Abundance: Refers to the number of this species that a competent birder is likely to find during a typical day of birding in the proper habitat and time of year.
Fairly Common:
100 + per day
26 to 99 per day
6 to 25 per day
up to 5 per day, up to 25 per season
1 to 5 per day, up to 5 per season
Occurrence: Refers to how frequently this species occurs in the state (regardless of abundance).
Recorded every year
Not recorded every year, but at least once every 2 or 3 years
3 or more years between records, but recorded in the state at least ten times ever
Recorded fewer than 10 times or not recorded in the last ten years
Seasonal Status; Whether this species is found year-round, migrates, breeds, etc.

Permanent Resident

Species who breed in the state and do not migrate (or migrate very little) and remain year-round. Ie. Tufted Titmouse, Downy Woodpecker, Wild Turkey.

Year-round Resident and Migrant Species who breed in the state, some of whom migrate, but whose northern and southern populations overlap, thereby creating an appearance of permanent status, but individuals in the summer are often different than the winter birds. Ie. Red-tailed Hawk, Purple Finch.
Migrant and Breeder Species who breed in the state, but leave the state for winter. Ie. Most warblers
Migrant and Winter Resident Species who do not breed in the state, but arrive in the fall and spend the winter. Ie. Common Redpoll, Rough-legged Hawk.
Migrant Species who neither breed nor winter here, but just pass through during spring and fall migration. Ie. Connecticut Warbler, Least Sandpiper.
Out of Range
A species whose normal range does not include Pennsylvania, but somehow shows up here. Ie. Western Kingbird, any hummingbird other than Ruby-throated, Ancient Murrelet
PORC Review Species: Whether this species requires documentation to be accepted as a valid record.
Notable Records: Lists records for this species that appeared in the "Birds of Note" section of Pennsylvania Birds since 1992 and records of species prior to 1992 that have occured fewer than ten times in Pennsylvania. These are records that are unusual — either because the bird is rare or out-of-season. For instance, a Yellow Warbler (common during the summer) would show up in the Birds of Note section if it was found in February. Note: 1992 is the start date, as that is when the Birds of Note section was begun. Prior to then, these types of records were buried in county reports and were very difficult to find and extract.
Species of Special Concern: This is a list of breeding species that the Pennsylvania Game Commission has determined to have some conservation concern. Either the species is very rare or is being subjected to environmental stresses affecting its breeding status in the state. The status is determined solely on the bird's status in Pennsylvania, even if it may be abundant elsewhere.
More info: A link to the Handbook of the Birds of the World web site for life-history and other information about this species. NOTE: Since this is a European site, some of the names and species designations do not agree with the American version.
Photograph: A representative photograph of this species taken in Pennsylvania. The caption lists the month and county in which the photo was taken and the name of the photographer.

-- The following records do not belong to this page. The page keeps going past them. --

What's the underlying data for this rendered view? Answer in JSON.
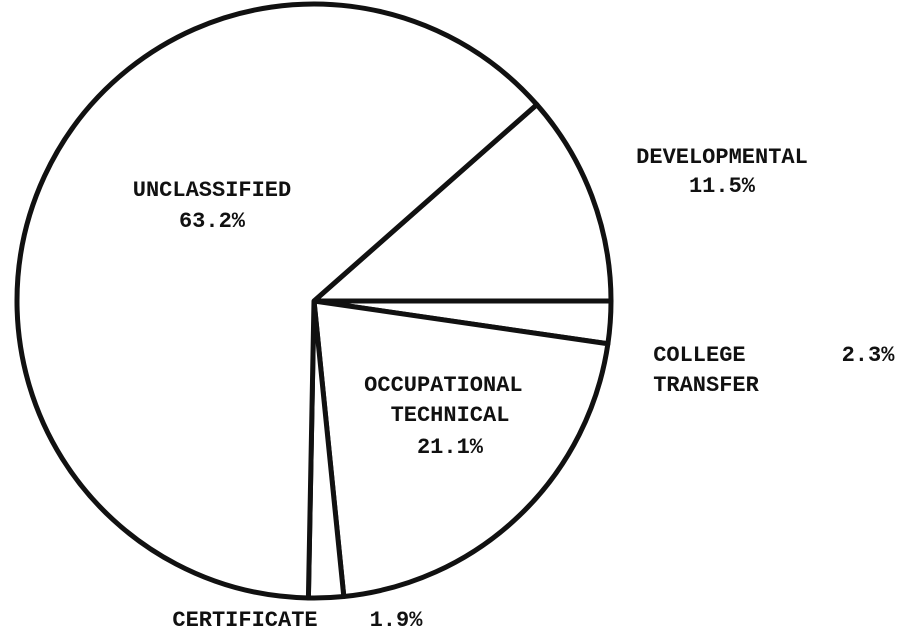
{
  "chart_data": {
    "type": "pie",
    "categories": [
      "DEVELOPMENTAL",
      "COLLEGE TRANSFER",
      "OCCUPATIONAL TECHNICAL",
      "CERTIFICATE",
      "UNCLASSIFIED"
    ],
    "values": [
      11.5,
      2.3,
      21.1,
      1.9,
      63.2
    ],
    "value_labels": [
      "11.5%",
      "2.3%",
      "21.1%",
      "1.9%",
      "63.2%"
    ],
    "color": "#ffffff"
  }
}
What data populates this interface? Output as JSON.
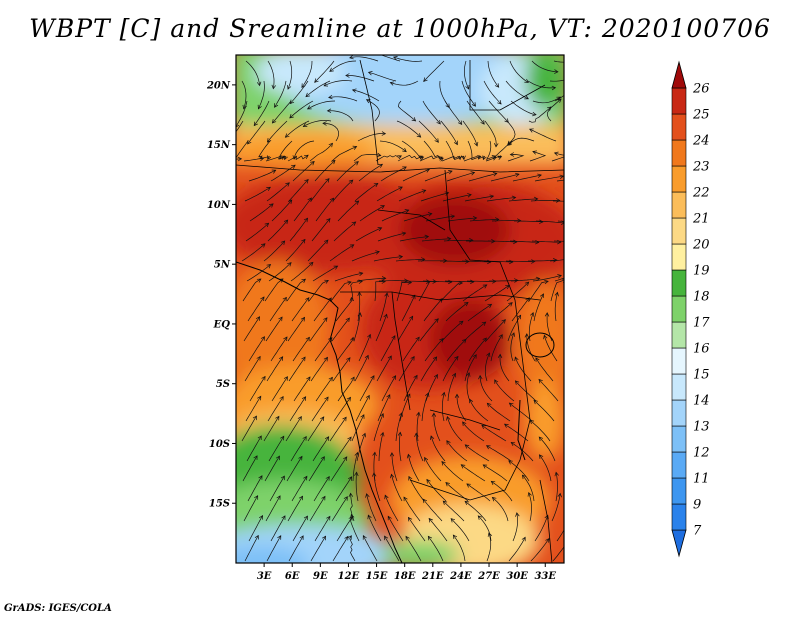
{
  "title": "WBPT [C] and Sreamline at 1000hPa, VT: 2020100706",
  "credit": "GrADS: IGES/COLA",
  "chart_data": {
    "type": "heatmap",
    "variable": "Wet-bulb potential temperature (C) with 1000hPa streamlines",
    "lon_range": [
      0,
      35
    ],
    "lat_range": [
      -20,
      22.5
    ],
    "x_ticks": [
      {
        "value": 3,
        "label": "3E"
      },
      {
        "value": 6,
        "label": "6E"
      },
      {
        "value": 9,
        "label": "9E"
      },
      {
        "value": 12,
        "label": "12E"
      },
      {
        "value": 15,
        "label": "15E"
      },
      {
        "value": 18,
        "label": "18E"
      },
      {
        "value": 21,
        "label": "21E"
      },
      {
        "value": 24,
        "label": "24E"
      },
      {
        "value": 27,
        "label": "27E"
      },
      {
        "value": 30,
        "label": "30E"
      },
      {
        "value": 33,
        "label": "33E"
      }
    ],
    "y_ticks": [
      {
        "value": 20,
        "label": "20N"
      },
      {
        "value": 15,
        "label": "15N"
      },
      {
        "value": 10,
        "label": "10N"
      },
      {
        "value": 5,
        "label": "5N"
      },
      {
        "value": 0,
        "label": "EQ"
      },
      {
        "value": -5,
        "label": "5S"
      },
      {
        "value": -10,
        "label": "10S"
      },
      {
        "value": -15,
        "label": "15S"
      }
    ],
    "colorbar": {
      "labels": [
        "7",
        "9",
        "11",
        "12",
        "13",
        "14",
        "15",
        "16",
        "17",
        "18",
        "19",
        "20",
        "21",
        "22",
        "23",
        "24",
        "25",
        "26"
      ],
      "colors": [
        "#1e6ee0",
        "#2a82eb",
        "#3d96f0",
        "#5aaaf5",
        "#7dc0f7",
        "#a3d4fa",
        "#c8e8fc",
        "#e6f6fe",
        "#b4e6a8",
        "#7ed26a",
        "#46b43c",
        "#fff0a0",
        "#fcd985",
        "#fbbd5a",
        "#f99c2c",
        "#f0781c",
        "#e3501c",
        "#c82814",
        "#a00a0a"
      ]
    }
  }
}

More photos: A page of additional photos of this species (taken in Pennsylvania) often showing other plumages, male/female/immature, in flight, perched, etc. Some species do not have additional photos.

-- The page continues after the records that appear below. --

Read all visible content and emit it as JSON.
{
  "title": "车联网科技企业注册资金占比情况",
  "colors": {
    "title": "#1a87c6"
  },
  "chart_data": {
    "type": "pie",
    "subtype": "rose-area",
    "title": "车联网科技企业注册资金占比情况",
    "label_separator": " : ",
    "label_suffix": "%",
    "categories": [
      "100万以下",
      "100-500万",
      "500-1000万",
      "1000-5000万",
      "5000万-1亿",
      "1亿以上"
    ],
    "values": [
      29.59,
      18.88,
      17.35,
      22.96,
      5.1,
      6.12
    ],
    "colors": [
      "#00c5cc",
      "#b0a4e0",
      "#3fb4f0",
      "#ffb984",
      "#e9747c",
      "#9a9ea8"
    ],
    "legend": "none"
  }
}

Range Map: A map of Pennsylvania showing the seasonal occurrence of the species on a county-by-county basis. If the bird occurs in a county (even if only a small corner) the entire county is color-coded appropriately. For instance, in Berks County, Black-throated Green Warblers only breed along the northern boundary (the Kittatiny Ridge), yet the entire county is colored red (for Summer). Rarity dots are placed in the center of the county (not the specific location) regardless of the number and locations of sightings in the county. A red question mark(?) indicates possible or occasional breeding in that county. Summering information (Ie. breeding) is based on the maps in the Second Atlas of Breeding Birds in Pennsylvania, Wilson, Brauning & Mulvihill, 2012.

Seasonal Abundance Graph: This bar chart shows the seasonal occurrence using the abundance definitions cited above. Some of the graphs are split between regions. The regions are defined as shown on ths map.